A group of seven banks have used Ripple, a blockchain-based technology, to move actual money across international borders, marking the first time that blockchain has been used in a real-world fintech context using money, rather than a cryptocurrency such as Bitcoin, between financial institutions.
At the Chartered Professional Accountants (CPA) Payments Panorama 2016 conference in Calgary on June 16, provincial crown corporation financial institution ATB Financial sent €666.67 to ReiseBank in Germany using Ripple, with technological involvement from Accenture and SAP, reducing a transaction that would normally have taken three days through the existing SWIFT system down to about eight seconds.
“Using blockchain technology, ATB Financial became the first financial institution in Canada to complete an overseas payment in a matter of seconds,” said Curtis Stange, ATB’s Chief Strategy & Operations Officer. “Without blockchain, that transaction would have taken two to six business days. Blockchain is transforming the way we store and move value. While there’s still a great deal to learn, the transaction we performed proves we can significantly reduce the time it takes to move money across borders. This could revolutionize banking for our customers.”

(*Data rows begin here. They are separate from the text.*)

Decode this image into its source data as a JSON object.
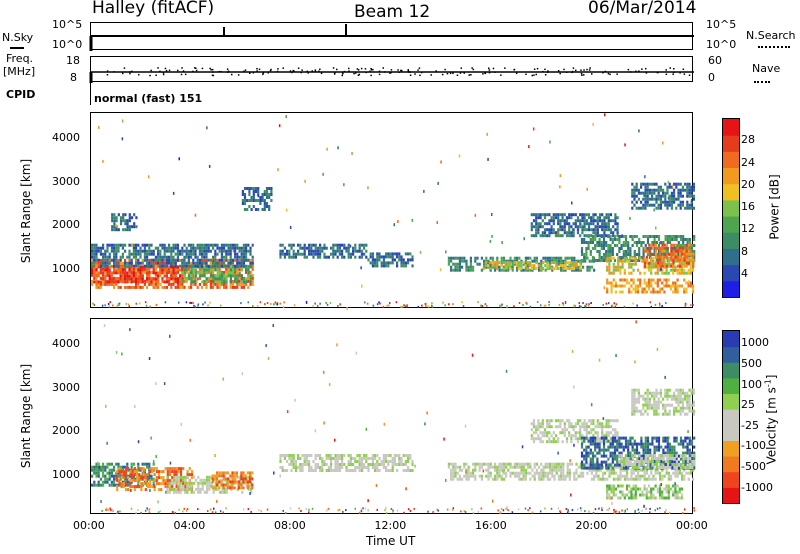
{
  "header": {
    "station": "Halley (fitACF)",
    "beam": "Beam 12",
    "date": "06/Mar/2014"
  },
  "top_panels": {
    "nsky_label": "N.Sky",
    "nsearch_label": "N.Search",
    "nsky_ticks": [
      "10^5",
      "10^0"
    ],
    "nsearch_ticks": [
      "10^5",
      "10^0"
    ],
    "freq_label_1": "Freq.",
    "freq_label_2": "[MHz]",
    "freq_ticks": [
      "18",
      "8"
    ],
    "nave_label": "Nave",
    "nave_ticks": [
      "60",
      "0"
    ],
    "cpid_label": "CPID",
    "cpid_text": "normal (fast) 151"
  },
  "colors": {
    "power_scale": [
      "#1e1ee6",
      "#2a48b4",
      "#2f6f8c",
      "#3c8c64",
      "#4fa450",
      "#7cc24a",
      "#f0c020",
      "#f09a20",
      "#f06a20",
      "#e63c1e",
      "#e61414"
    ],
    "velocity_scale": [
      "#e61414",
      "#f0441e",
      "#f07a20",
      "#f0a020",
      "#c8c8c0",
      "#c8c8c0",
      "#8fd050",
      "#4fb040",
      "#3c8c64",
      "#2f5f9c",
      "#2a3cb4"
    ]
  },
  "chart_data": [
    {
      "type": "heatmap",
      "name": "power",
      "ylabel": "Slant Range [km]",
      "ylim": [
        100,
        4600
      ],
      "yticks": [
        "4000",
        "3000",
        "2000",
        "1000"
      ],
      "xlim": [
        0,
        24
      ],
      "colorbar_label": "Power [dB]",
      "colorbar_ticks": [
        "28",
        "24",
        "20",
        "16",
        "12",
        "8",
        "4"
      ],
      "colorbar_range": [
        0,
        32
      ],
      "regions": [
        {
          "t0": 0.0,
          "t1": 6.4,
          "r0": 600,
          "r1": 1250,
          "level": 24
        },
        {
          "t0": 0.0,
          "t1": 3.6,
          "r0": 700,
          "r1": 1100,
          "level": 30
        },
        {
          "t0": 3.6,
          "t1": 6.4,
          "r0": 700,
          "r1": 1100,
          "level": 12
        },
        {
          "t0": 0.0,
          "t1": 6.4,
          "r0": 1100,
          "r1": 1600,
          "level": 6
        },
        {
          "t0": 0.8,
          "t1": 1.8,
          "r0": 1900,
          "r1": 2300,
          "level": 6
        },
        {
          "t0": 6.0,
          "t1": 7.2,
          "r0": 2400,
          "r1": 2900,
          "level": 6
        },
        {
          "t0": 7.5,
          "t1": 11.0,
          "r0": 1300,
          "r1": 1600,
          "level": 6
        },
        {
          "t0": 11.0,
          "t1": 12.8,
          "r0": 1100,
          "r1": 1400,
          "level": 6
        },
        {
          "t0": 14.2,
          "t1": 20.0,
          "r0": 1000,
          "r1": 1300,
          "level": 10
        },
        {
          "t0": 15.5,
          "t1": 19.5,
          "r0": 1050,
          "r1": 1200,
          "level": 20
        },
        {
          "t0": 17.5,
          "t1": 21.0,
          "r0": 1800,
          "r1": 2300,
          "level": 6
        },
        {
          "t0": 19.5,
          "t1": 24.0,
          "r0": 1200,
          "r1": 1800,
          "level": 10
        },
        {
          "t0": 20.5,
          "t1": 24.0,
          "r0": 900,
          "r1": 1300,
          "level": 18
        },
        {
          "t0": 22.0,
          "t1": 24.0,
          "r0": 1100,
          "r1": 1600,
          "level": 24
        },
        {
          "t0": 20.5,
          "t1": 24.0,
          "r0": 500,
          "r1": 800,
          "level": 22
        },
        {
          "t0": 21.5,
          "t1": 24.0,
          "r0": 2400,
          "r1": 3000,
          "level": 6
        }
      ]
    },
    {
      "type": "heatmap",
      "name": "velocity",
      "ylabel": "Slant Range [km]",
      "xlabel": "Time UT",
      "ylim": [
        100,
        4600
      ],
      "yticks": [
        "4000",
        "3000",
        "2000",
        "1000"
      ],
      "xlim": [
        0,
        24
      ],
      "xticks": [
        "00:00",
        "04:00",
        "08:00",
        "12:00",
        "16:00",
        "20:00",
        "00:00"
      ],
      "colorbar_label": "Velocity [m s",
      "colorbar_label_exp": "-1",
      "colorbar_label_end": "]",
      "colorbar_ticks": [
        "1000",
        "500",
        "100",
        "25",
        "-25",
        "-100",
        "-500",
        "-1000"
      ],
      "regions": [
        {
          "t0": 0.0,
          "t1": 2.5,
          "r0": 800,
          "r1": 1300,
          "level": 8
        },
        {
          "t0": 1.0,
          "t1": 4.0,
          "r0": 700,
          "r1": 1200,
          "level": 2
        },
        {
          "t0": 3.0,
          "t1": 6.4,
          "r0": 600,
          "r1": 1000,
          "level": 5
        },
        {
          "t0": 4.8,
          "t1": 6.4,
          "r0": 700,
          "r1": 1100,
          "level": 2
        },
        {
          "t0": 7.5,
          "t1": 12.8,
          "r0": 1100,
          "r1": 1500,
          "level": 5
        },
        {
          "t0": 14.2,
          "t1": 24.0,
          "r0": 900,
          "r1": 1300,
          "level": 5
        },
        {
          "t0": 17.5,
          "t1": 21.0,
          "r0": 1800,
          "r1": 2300,
          "level": 5
        },
        {
          "t0": 19.5,
          "t1": 24.0,
          "r0": 1200,
          "r1": 1900,
          "level": 9
        },
        {
          "t0": 21.0,
          "t1": 24.0,
          "r0": 1200,
          "r1": 1500,
          "level": 5
        },
        {
          "t0": 20.5,
          "t1": 23.5,
          "r0": 500,
          "r1": 800,
          "level": 6
        },
        {
          "t0": 21.5,
          "t1": 24.0,
          "r0": 2400,
          "r1": 3000,
          "level": 5
        }
      ]
    }
  ]
}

The transfer is considered a pilot project and a step toward proving viability for commercialization of new types of high-volume global transactions, drastically reducing the time and cost of settling large-scale cross-border movements of real-world currencies between banks.
Two Canadian banks, CIBC and Albertas’s ATB Financial, participated in the international cross-border exercise along with Switzerland’s UBS, Germany’s ReiseBank, the National Bank of Abu Dhabi, Santander and UniCredit.
“Distributed ledger technology has the potential to transform the financial industry and greatly improve our client experience by making it easier and faster to move money globally,” said Phil Griffiths, Senior Vice President, Global Transaction Banking at CIBC. “Working with partners like Ripple, we are excited to be collaborating on this journey to be at the forefront of these innovative new developments for our clients.”
Ripple claims to have completed 30 pilots of its technology, with approximately 90 interested banks in its customer pipeline, and 10 banks already in a commercial production deal phase.
“We’ve reached a tipping point where financial institutions are moving beyond blockchain experimentation and projects to real world applications that are driving significant bank-to-bank volume,” said Ripple CEO and co-founder Chris Larsen. “This is a major step forward for the global financial system, and as the Ripple network grows, together we are paving the way for new connected commerce opportunities and growing demands for real-time, high volume, low value global payments.”
Ripple is a venture-backed startup with offices in San Francisco, New York, London, Sydney and Luxembourg, which has developed a blockchain-based global financial settlement solution to give rise to what it’s calling the Internet of Value (IoV).
Cost of interbank settlement through direct transactions will be greatly reduced using Ripple’s blockchain XRP digital asset.
Just over a week ago, XRP II, LLC, an affiliate of Ripple Labs Inc., was granted a license by the New York State Department of Financial Services for a virtual currency license.
With the other main story in blockchain news being the Ethereum-based DAO venture fund being hacked to the tune of US$60 million, this significant moment during which a real-world example of blockchain being used to revolutionize a real-world application like transferring national currencies across international borders was almost overshadowed.